Meanwhile, the issue of the old Queen Anne space continued to loom. As early as 1985, it was clear that ACT either had to launch a thorough renovation of the theater or start looking for a new space. The roof leaked, the seating was cramped, the lobby was crowded, parking was almost impossible and there weren't enough restrooms. In the early 1990s, the board learned that the City of Seattle had taken over the old Eagles Auditorium at the northeast corner of the intersection of Seventh Avenue and Union Street in downtown Seattle -- home of many memorable rock concerts in the 1960s featuring among others Cream, the Doors, and Jimi Hendrix. Constructed in 1924 and 1925, and actively used by the Fraternal Order of Eagles until 1981, the building had been designed to accommodate a large ballroom/auditorium, a gymnasium, a bowling alley, a billiards parlor, apartments, a night club, and ceremonial halls. It had seen better days and would require a massive amount of renovation to turn it into a theater space. The board decided to forge ahead and buy the building.
Moving On and Moving Out
A capital fundraising campaign proved to be remarkably successful, with major grants from The Boeing Co., The Allen Foundation, Microsoft Corporation, and many others. The theater raised $30.4 million -- enough to buy the old building and turn it into not one but three separate performing spaces. However, not everyone was enamored of the idea of moving. Many theater patrons and actors "didn't want ACT to trade its unpretentious 'mom and pop' theater for a glitzier downtown show palace" (Berson, "Drama"). Others were concerned that the cost of maintaining such a large space would be too high. Steitzer turned in his resignation in 1994 and was replaced by Peggy Shannon in 1995.

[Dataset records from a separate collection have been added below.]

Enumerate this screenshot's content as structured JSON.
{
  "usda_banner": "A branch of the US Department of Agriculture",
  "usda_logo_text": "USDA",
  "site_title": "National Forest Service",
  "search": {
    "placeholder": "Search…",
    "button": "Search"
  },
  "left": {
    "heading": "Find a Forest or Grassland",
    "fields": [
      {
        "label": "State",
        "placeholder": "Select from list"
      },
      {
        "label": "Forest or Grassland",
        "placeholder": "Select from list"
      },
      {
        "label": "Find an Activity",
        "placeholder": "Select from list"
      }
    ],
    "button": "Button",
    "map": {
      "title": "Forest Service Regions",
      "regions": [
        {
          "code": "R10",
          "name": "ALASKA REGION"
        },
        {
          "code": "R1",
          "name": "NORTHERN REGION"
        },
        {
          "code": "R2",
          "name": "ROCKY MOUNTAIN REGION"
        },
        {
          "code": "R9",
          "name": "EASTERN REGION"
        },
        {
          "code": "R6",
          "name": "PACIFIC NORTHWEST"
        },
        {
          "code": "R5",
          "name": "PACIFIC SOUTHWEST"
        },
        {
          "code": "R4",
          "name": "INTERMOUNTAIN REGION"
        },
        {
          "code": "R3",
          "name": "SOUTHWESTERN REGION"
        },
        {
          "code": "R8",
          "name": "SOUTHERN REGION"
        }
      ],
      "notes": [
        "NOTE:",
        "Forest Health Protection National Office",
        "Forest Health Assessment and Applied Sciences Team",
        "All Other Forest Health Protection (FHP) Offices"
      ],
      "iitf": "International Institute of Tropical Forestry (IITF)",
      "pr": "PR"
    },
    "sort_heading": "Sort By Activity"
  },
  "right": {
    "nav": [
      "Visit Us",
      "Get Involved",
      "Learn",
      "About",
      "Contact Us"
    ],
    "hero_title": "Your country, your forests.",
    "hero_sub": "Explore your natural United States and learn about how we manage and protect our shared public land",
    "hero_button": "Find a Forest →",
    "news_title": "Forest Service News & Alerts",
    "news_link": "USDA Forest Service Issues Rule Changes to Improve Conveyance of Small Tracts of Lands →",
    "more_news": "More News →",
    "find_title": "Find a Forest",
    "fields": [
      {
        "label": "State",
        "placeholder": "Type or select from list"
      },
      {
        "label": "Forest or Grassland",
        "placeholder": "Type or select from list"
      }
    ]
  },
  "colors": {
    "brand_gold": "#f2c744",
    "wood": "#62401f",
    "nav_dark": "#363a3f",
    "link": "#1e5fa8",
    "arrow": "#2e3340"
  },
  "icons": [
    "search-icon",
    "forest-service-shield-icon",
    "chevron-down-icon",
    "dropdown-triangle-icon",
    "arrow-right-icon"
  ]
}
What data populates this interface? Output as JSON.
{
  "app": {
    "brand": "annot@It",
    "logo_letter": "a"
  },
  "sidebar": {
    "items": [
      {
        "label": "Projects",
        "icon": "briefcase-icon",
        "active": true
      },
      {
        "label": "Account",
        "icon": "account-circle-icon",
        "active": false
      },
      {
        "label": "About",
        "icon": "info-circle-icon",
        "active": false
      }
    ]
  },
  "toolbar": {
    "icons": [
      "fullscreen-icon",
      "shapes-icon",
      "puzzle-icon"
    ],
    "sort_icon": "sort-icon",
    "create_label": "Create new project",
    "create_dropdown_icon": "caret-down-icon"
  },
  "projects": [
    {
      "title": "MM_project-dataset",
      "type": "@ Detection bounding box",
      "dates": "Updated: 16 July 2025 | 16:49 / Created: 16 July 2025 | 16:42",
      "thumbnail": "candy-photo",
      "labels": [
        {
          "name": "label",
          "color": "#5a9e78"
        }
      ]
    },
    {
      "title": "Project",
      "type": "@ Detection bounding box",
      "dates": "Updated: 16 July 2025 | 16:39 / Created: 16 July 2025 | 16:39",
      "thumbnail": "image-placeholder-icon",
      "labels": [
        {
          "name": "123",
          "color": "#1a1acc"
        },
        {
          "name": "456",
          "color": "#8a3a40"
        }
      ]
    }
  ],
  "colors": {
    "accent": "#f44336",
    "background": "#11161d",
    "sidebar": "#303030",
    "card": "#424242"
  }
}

So there was a bittersweet feeling on August 11, 1996, when ACT staged its final show (Laughter on the 23rd Floor) at the old theater in Queen Anne. The evening included toasts to the ailing Falls and reminiscences about a stage that had provided so many memories for actors and audience alike. Yet there was also tremendous excitement about the new theater, which included a 409-seat thrust-stage theater named the Falls Theatre; a 434-seat in-the-round space called the Allen Theatre; and a 150-seat cabaret theater called the Bullitt Cabaret.
Growing Pains
ACT's new venue, called Kreielsheimer Place after a major donor, was launched mid-season with a comedy titled Cheap on September 6, 1996. From a strictly logistical standpoint, the new space was vastly superior. Two auditoriums allowed one play to rehearse while another was still running. For the first time, designers had overhead space, storage space and large scene and costume shops. Parking was available at the Washington State Convention & Trade Center, connected to the theater via tunnel. And finally, playgoers had sufficient bathrooms.
ACT had entered a new phase -- yet it proved to be a dangerous one. The first plays at the new theater were disappointments. Subscriptions for the 1997 season dropped from about 11,400 to 9,000. Shannon resigned as artistic director in January 1997 amid artistic and financial turbulence. Another blow came on April 3, 1997, when Gregory Falls died at age 75 of pneumonia.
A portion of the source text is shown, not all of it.